TAKE THE SURVEY

Blogads, the savior of blogdom, is running a survey on blog readers. Please take it. It will help all of us. For question 16, which asks which blog you read, write “andrew” or “sullivan” if you want to represent this site. Cheers.

EMAIL OF THE DAY: “I’ve been a devoted reader of your blog since its inception five or six years ago. I’m a stalwart Democrat, and I disagreed with you for quite a bit of time – particularly the years immediately after 9/11 – yet I continued reading. I was studying in Cairo for 9/11, and the sentiments you called upon seemed completely alien to me, as your assessment of Bush seemed ridiculous; when you declared that you couldn’t have imagined a competent Gore response to 9/11, I couldn’t have disagreed more.

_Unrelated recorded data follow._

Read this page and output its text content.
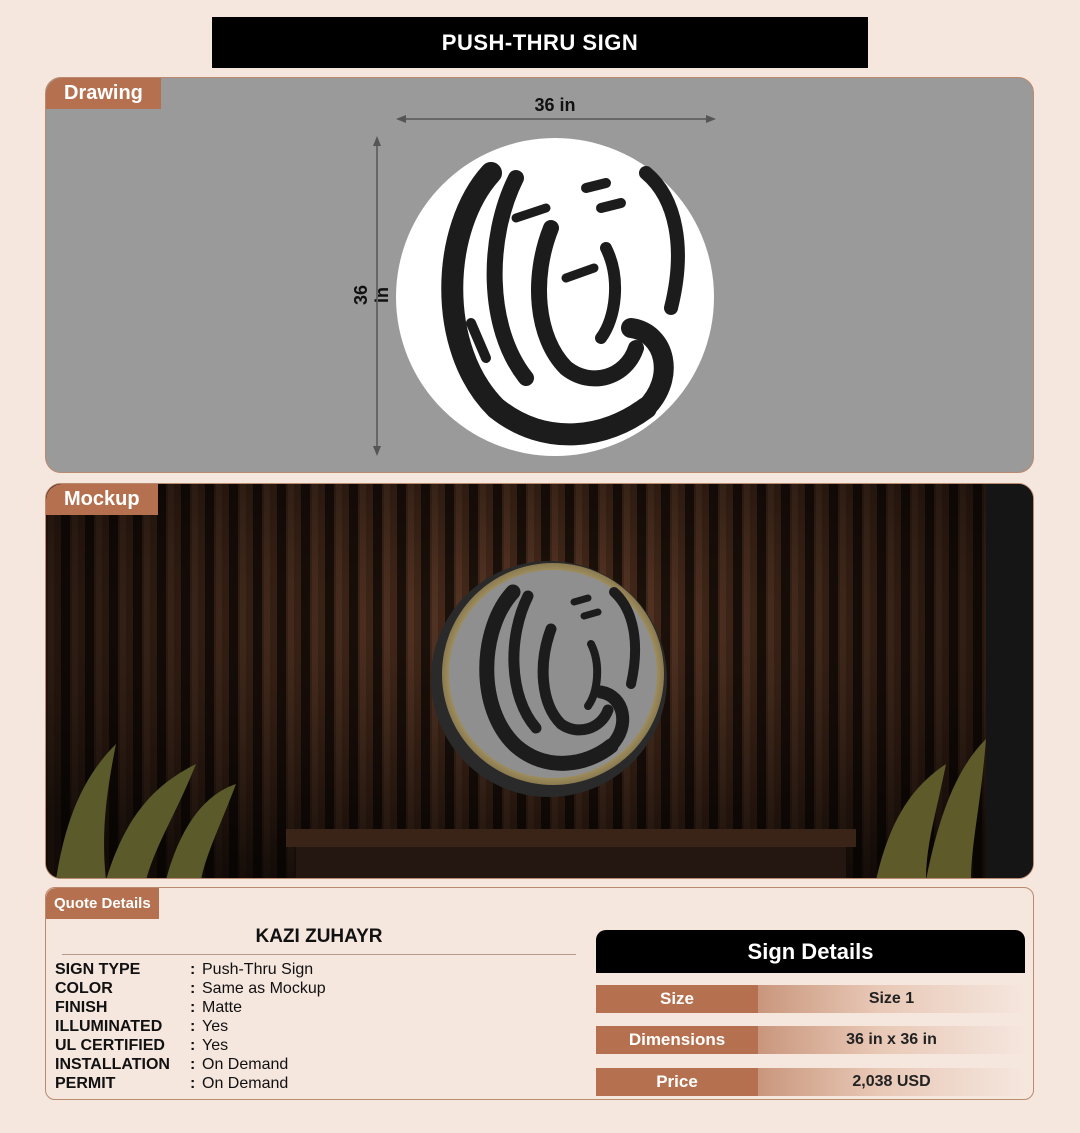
PUSH-THRU SIGN
Drawing
36 in
36 in
Mockup
Quote Details
KAZI ZUHAYR
SIGN TYPE	: Push-Thru Sign
COLOR	: Same as Mockup
FINISH	: Matte
ILLUMINATED	: Yes
UL CERTIFIED	: Yes
INSTALLATION	: On Demand
PERMIT	: On Demand
Sign Details
Size	Size 1
Dimensions	36 in x 36 in
Price	2,038 USD
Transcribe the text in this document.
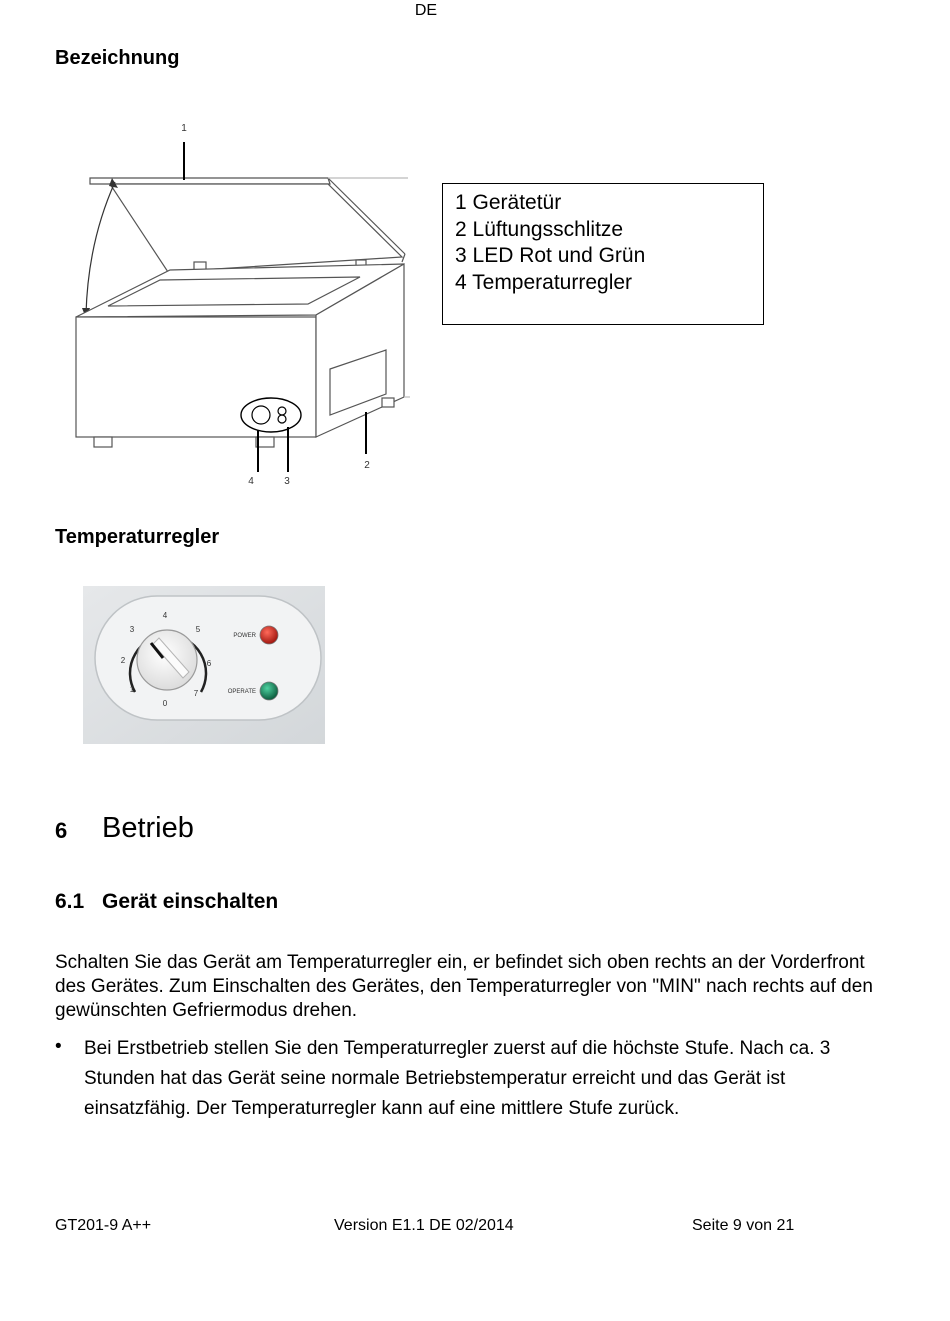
DE
Bezeichnung
1
2
4	3
1 Gerätetür
2 Lüftungsschlitze
3 LED Rot und Grün
4 Temperaturregler
Temperaturregler
0
1
2
3
4
5
6
7
POWER
OPERATE
6 Betrieb
6.1 Gerät einschalten
Schalten Sie das Gerät am Temperaturregler ein, er befindet sich oben rechts an der Vorderfront des Gerätes. Zum Einschalten des Gerätes, den Temperaturregler von "MIN" nach rechts auf den gewünschten Gefriermodus drehen.
• Bei Erstbetrieb stellen Sie den Temperaturregler zuerst auf die höchste Stufe. Nach ca. 3 Stunden hat das Gerät seine normale Betriebstemperatur erreicht und das Gerät ist einsatzfähig. Der Temperaturregler kann auf eine mittlere Stufe zurück.
GT201-9 A++	Version E1.1 DE 02/2014	Seite 9 von 21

However, I suddenly feel a similar sentiment. I’m currently in Damascus, and I’ve been following the events in neighboring Lebanon quite closely. And all I see are Bush administration successes, from Ukraine to Iraq to Lebanon to Egypt. The transitions to democracy in all of these countries is hardly a fait accompli – both Iraq and Lebanon could still descend into sectarian civil war, and Egypt has hardly begun – but they are immensely heartening. And it’s hard not to credit Bush. More worryingly (for me at least), it’s hard to imagine a Kerry responding to Hariri’s assassination as perfectly. This may be unfair – I’m a big fan of Joe Biden – but I have to confess that Bush’s radical liberalism feels quite justified by current events. I’m waiting for a Democratic foreign policy that’s not only competent – and I’m still convinced that the Democratic foreign policy establishment has many more competent than, say, Rumsfeld – but also idealistic. Idealism is powerful, and this is something Bush realized and I didn’t. But the people of the Middle East certainly do understand this, and hopefully the Democratic foreign policy establishment will follow suit.”